As many as 40 track athletes face subpoenas

By Shaun Assael
ESPN the Magazine

SAN FRANCISCO -- Three track and field athletes who flunked drug tests have been subpoenaed to testify before a federal grand jury that is investigating whether a prominent San Francisco nutritionist has links to what one anti-doping official calls "an international doping conspiracy," ESPN has learned.

The three athletes were tested at the U.S. Track & Field Nationals in Palo Alto, Calif., in June. The results were reported in the last several weeks. One of the athletes was a client of BALCO Labs, the supplement and nutrition company run by Victor Conte. The controversial nutritionist boasts of a roster of professional and Olympic sports stars as customers.

As many as 40 other athletes also may have received subpoenas, according to a source close to the case, who added: "The names I've heard are some of the biggest names in sports."

"I know of no other drug bust that is larger than this involving the number of athletes involved," anti-doping official Terry Madden, director of the U.S Anti-Doping Agency, told The Associated Press. He refused to reveal the names or genders of the athletes, or to be more specific about how many had tested positive.

On Thursday, Madden identified Conte as the alleged supplier of the previously undetected steroid THG, which was detected in the three athletes -- a charge Conte denied.

"What we have uncovered appears to be intentional doping of the worst sort," Madden said during a telephone news conference. He called the case "a conspiracy involving chemists, coaches and certain athletes to defraud their competitors, and the American and world public who pay to attend sporting events."

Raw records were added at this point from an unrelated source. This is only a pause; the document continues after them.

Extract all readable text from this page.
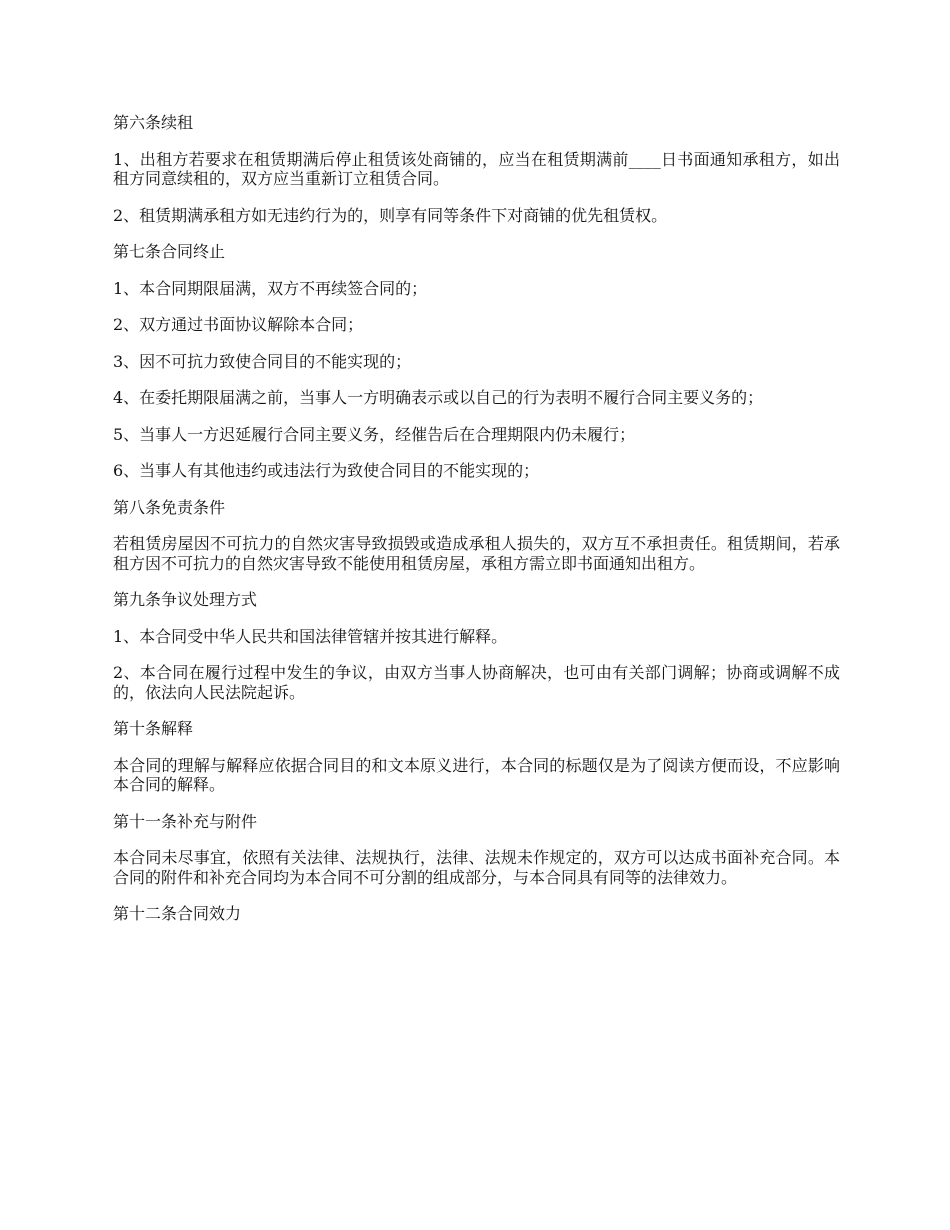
第六条续租

1、出租方若要求在租赁期满后停止租赁该处商铺的，应当在租赁期满前____日书面通知承租方，如出租方同意续租的，双方应当重新订立租赁合同。

2、租赁期满承租方如无违约行为的，则享有同等条件下对商铺的优先租赁权。

第七条合同终止

1、本合同期限届满，双方不再续签合同的；

2、双方通过书面协议解除本合同；

3、因不可抗力致使合同目的不能实现的；

4、在委托期限届满之前，当事人一方明确表示或以自己的行为表明不履行合同主要义务的；

5、当事人一方迟延履行合同主要义务，经催告后在合理期限内仍未履行；

6、当事人有其他违约或违法行为致使合同目的不能实现的；

第八条免责条件

若租赁房屋因不可抗力的自然灾害导致损毁或造成承租人损失的，双方互不承担责任。租赁期间，若承租方因不可抗力的自然灾害导致不能使用租赁房屋，承租方需立即书面通知出租方。

第九条争议处理方式

1、本合同受中华人民共和国法律管辖并按其进行解释。

2、本合同在履行过程中发生的争议，由双方当事人协商解决，也可由有关部门调解；协商或调解不成的，依法向人民法院起诉。

第十条解释

本合同的理解与解释应依据合同目的和文本原义进行，本合同的标题仅是为了阅读方便而设，不应影响本合同的解释。

第十一条补充与附件

本合同未尽事宜，依照有关法律、法规执行，法律、法规未作规定的，双方可以达成书面补充合同。本合同的附件和补充合同均为本合同不可分割的组成部分，与本合同具有同等的法律效力。

第十二条合同效力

THG was discovered in early May, when a source whom Madden would identify only as a "high-profile" track coach called USADA, an independent agency charged with handling drug cases for the U.S. Olympic Committee.

Although the coach refused to identify himself, he offered to send USADA a syringe filled with the drug that he said was being used by cheaters, according to Madden. The syringe was delivered to the Olympic Analysis Lab at UCLA, which has made several high-profile discoveries of underground designer steroids in the last two years. The lab's director, Don Catlin, ultimately identified the substance as tetrahydrogestrinone, a relative of the banned steroid trenbolone.

Until then, USADA hadn't tested for THG because it didn't know the drug existed, Madden said.

Madden described THG as a "very sophisticated designer steroid created by some very sophisticated chemists" who are under federal investigation. He said the athletes placed a few drops of the oil-based steroid under their tongues and expected that any trace of it would pass through their bodies quickly.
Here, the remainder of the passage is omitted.